Despite strong overall demand, rising interest rates are changing the fundamentals of industrial sales deals with retrading becoming ubiquitous.
Lately, 100% of the retrading activity has been for that reason, according to NAI Global brokers during the July Logistics Conference Call.
One broker said that institutional investors are putting everything on hold for 5 to 6 weeks to see how interest rates shake out, according to NAI Global.
However, the group noted that there is upside to some of the retrading activity. According to some of the broker comments, sales that are dropped during the due diligence period—and most often to institutional investors—is allowing local and usually smaller regional investors who have been “boxed out” the opportunity to buy in what has been one of the most competitive environments for industrial property sales in history.
BJ Turner, founder of Dunleer, a Los Angeles-based private real estate investment and development firm that focuses on industrial and multifamily sectors, tells GlobeSt.com that there are definitely more and more re-trades happening in the marketplace.

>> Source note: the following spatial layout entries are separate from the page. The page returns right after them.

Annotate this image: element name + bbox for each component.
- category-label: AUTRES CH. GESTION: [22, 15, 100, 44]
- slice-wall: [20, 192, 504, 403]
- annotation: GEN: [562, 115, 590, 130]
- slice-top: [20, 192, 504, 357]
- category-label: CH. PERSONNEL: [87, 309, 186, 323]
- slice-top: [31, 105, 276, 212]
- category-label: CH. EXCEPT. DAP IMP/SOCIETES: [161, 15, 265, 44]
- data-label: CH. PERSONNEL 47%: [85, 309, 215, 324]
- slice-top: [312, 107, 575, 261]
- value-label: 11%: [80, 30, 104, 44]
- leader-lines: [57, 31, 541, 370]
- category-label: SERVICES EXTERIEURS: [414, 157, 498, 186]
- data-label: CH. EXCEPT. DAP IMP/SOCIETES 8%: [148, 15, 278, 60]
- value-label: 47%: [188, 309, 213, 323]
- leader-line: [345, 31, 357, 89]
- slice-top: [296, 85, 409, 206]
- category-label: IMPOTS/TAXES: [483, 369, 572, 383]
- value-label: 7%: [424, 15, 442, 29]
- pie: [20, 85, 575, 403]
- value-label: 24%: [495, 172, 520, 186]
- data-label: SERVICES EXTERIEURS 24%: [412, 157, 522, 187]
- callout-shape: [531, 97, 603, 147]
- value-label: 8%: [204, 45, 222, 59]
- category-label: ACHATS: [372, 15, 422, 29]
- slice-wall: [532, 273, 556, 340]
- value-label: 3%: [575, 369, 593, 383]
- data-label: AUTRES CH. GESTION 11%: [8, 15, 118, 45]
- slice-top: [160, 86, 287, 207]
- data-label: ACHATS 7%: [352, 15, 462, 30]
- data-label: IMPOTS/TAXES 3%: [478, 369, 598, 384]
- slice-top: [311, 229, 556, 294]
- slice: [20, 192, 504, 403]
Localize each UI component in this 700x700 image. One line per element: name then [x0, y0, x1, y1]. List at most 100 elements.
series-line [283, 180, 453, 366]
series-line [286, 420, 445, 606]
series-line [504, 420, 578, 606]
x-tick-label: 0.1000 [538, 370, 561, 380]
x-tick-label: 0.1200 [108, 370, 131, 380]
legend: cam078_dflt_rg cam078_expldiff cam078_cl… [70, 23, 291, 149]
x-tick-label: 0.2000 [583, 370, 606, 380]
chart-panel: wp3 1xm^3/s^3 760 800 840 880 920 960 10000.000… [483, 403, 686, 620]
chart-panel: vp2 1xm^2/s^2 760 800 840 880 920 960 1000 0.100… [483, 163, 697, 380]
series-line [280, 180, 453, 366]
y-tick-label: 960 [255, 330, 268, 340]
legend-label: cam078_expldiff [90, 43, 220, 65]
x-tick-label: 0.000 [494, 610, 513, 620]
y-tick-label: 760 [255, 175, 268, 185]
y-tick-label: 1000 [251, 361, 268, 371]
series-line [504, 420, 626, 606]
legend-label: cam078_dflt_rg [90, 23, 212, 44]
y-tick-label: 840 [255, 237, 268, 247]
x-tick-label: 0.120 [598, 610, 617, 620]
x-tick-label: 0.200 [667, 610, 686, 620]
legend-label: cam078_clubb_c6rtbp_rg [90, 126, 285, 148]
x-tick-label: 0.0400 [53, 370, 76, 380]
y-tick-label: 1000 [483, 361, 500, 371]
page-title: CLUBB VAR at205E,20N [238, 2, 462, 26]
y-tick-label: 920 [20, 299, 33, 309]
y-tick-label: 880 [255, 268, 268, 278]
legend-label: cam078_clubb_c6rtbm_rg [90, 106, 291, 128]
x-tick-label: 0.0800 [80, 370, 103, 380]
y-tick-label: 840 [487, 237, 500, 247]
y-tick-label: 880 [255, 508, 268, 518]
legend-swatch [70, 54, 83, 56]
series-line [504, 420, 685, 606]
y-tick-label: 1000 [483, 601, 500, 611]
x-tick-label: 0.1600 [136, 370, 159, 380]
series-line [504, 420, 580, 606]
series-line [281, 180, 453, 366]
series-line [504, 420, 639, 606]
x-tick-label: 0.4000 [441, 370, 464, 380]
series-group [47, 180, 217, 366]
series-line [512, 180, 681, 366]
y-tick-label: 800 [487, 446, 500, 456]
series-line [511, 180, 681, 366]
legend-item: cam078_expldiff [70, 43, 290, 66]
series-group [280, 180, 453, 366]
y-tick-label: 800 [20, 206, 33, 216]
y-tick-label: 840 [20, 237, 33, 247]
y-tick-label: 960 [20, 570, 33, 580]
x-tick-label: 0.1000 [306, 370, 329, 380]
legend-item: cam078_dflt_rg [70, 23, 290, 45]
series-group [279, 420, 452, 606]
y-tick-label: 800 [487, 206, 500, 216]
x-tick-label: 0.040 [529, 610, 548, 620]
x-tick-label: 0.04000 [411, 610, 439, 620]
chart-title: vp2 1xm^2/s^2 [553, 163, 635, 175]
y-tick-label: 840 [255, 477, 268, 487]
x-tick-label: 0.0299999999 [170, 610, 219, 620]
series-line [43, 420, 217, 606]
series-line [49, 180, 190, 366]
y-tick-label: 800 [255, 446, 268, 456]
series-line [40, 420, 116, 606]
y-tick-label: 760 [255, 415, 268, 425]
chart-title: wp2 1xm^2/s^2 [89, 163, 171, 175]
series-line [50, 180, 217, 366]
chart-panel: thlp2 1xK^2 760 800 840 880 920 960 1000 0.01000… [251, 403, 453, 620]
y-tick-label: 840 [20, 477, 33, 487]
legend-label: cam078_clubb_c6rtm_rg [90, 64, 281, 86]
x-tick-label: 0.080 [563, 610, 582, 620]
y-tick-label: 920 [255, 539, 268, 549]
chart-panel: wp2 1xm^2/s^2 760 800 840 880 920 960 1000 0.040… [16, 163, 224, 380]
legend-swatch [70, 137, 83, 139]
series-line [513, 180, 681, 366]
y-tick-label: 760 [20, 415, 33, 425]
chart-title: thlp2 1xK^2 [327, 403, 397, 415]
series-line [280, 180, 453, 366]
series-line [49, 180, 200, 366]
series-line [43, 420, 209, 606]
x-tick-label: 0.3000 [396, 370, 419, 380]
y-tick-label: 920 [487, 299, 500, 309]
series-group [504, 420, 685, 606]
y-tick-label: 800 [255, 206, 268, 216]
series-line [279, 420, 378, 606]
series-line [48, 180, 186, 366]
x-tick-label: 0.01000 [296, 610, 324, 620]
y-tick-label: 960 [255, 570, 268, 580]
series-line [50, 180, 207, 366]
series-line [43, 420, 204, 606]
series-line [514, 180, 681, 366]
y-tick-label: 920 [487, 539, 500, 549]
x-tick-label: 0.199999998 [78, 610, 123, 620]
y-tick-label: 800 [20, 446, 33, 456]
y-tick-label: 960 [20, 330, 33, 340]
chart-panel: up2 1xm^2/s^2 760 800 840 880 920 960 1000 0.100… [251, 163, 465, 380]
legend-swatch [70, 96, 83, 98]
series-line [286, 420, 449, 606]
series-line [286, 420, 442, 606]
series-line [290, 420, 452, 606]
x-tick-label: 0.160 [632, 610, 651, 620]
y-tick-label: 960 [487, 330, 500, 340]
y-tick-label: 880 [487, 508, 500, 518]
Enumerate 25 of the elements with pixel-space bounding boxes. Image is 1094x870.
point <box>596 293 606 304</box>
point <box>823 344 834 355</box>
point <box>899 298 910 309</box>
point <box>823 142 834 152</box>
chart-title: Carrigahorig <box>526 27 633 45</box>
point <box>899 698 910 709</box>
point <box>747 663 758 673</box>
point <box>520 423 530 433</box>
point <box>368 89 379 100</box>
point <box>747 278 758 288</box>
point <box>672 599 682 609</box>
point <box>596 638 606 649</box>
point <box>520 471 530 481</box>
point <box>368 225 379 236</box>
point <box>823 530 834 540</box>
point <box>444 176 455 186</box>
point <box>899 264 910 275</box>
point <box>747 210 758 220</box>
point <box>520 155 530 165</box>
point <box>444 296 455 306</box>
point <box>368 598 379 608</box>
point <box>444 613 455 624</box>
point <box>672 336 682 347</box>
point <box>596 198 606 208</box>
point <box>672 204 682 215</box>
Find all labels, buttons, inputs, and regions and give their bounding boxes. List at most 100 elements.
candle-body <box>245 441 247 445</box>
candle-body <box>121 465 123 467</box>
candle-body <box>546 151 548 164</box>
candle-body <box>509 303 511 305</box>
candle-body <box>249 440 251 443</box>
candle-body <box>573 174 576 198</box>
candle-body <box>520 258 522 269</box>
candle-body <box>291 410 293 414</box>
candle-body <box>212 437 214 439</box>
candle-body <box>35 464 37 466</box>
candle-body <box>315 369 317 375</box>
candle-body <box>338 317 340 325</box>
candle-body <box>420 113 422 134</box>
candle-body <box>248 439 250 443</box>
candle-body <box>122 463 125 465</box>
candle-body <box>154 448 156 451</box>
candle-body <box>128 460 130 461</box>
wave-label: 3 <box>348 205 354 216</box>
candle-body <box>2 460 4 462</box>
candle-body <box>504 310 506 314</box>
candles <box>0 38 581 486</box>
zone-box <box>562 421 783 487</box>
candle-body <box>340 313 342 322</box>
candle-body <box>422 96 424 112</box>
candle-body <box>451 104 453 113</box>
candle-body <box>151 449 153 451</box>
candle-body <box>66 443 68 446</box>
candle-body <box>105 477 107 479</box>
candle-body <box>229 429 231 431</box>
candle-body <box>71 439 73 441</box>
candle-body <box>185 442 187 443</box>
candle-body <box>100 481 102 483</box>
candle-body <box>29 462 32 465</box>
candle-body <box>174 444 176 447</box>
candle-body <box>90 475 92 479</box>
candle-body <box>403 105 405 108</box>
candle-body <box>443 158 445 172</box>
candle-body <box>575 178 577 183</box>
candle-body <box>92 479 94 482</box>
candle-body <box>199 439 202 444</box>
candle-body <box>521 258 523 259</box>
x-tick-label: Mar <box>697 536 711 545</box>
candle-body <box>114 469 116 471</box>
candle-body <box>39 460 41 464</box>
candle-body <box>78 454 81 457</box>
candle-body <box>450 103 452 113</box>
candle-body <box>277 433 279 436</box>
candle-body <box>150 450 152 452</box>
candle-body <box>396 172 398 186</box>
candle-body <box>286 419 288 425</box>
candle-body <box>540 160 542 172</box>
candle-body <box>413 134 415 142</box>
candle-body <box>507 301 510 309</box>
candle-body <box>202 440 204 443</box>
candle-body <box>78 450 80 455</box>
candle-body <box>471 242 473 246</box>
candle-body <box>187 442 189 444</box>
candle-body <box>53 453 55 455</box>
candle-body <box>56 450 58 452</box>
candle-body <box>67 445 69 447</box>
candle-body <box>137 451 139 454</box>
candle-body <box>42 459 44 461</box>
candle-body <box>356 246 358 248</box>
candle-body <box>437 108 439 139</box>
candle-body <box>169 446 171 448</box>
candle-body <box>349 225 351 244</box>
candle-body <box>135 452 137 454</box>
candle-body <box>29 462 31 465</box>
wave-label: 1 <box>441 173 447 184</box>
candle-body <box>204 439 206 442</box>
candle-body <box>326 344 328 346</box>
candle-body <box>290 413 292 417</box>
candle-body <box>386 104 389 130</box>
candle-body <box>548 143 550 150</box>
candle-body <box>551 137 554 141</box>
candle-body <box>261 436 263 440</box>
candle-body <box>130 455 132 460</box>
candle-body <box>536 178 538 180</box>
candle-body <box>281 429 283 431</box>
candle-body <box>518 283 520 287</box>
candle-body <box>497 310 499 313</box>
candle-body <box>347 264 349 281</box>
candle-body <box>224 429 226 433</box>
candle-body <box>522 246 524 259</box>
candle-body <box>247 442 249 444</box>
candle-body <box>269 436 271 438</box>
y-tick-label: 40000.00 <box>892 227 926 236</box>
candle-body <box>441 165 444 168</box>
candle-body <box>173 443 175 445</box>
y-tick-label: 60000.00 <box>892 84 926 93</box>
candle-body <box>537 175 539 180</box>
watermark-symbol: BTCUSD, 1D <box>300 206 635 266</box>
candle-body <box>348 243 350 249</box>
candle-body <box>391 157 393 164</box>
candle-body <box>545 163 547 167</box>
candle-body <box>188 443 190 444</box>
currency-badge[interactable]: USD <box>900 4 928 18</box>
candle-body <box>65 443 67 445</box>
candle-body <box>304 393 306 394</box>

“Deals that were put together 45 to 60 days ago have wrapped up due diligence and now it is time to remove contingencies,” Turner said. “Their lenders are either pencils down or telling them the rate for debt financing is 100 bps to 150 bps higher, so something has to give—and in most cases, it’s the buyer saying to the seller they still like the deal, but due to the cost financing, they can’t afford to pay the same price they did before. In many cases, there is some form of a meet-in-the-middle solution that works for both the buyer and seller and deals get done. In the deals that don’t get done, there are opportunities for users to put deals into escrow they couldn’t compete on three to six months ago.”
Demand, No Less, Remains Robust
Doug Ressler of Yardi’s Commercial Edge said despite those growing weary of a possible recession around the corner, demand for industrial space remains as high as ever.
He said that in June, the average in place rents grew 4.9% year-over-year, the vacancy rate fell to 4.6% and the average cost of a new lease signed in the past 12 months was 88 cents higher per foot than the overall average.
“Supply of new industrial space cannot maintain pace with demand, a problem more pronounced in areas where geography limits the amount of land available for development,” Ressler tells GlobeSt.com.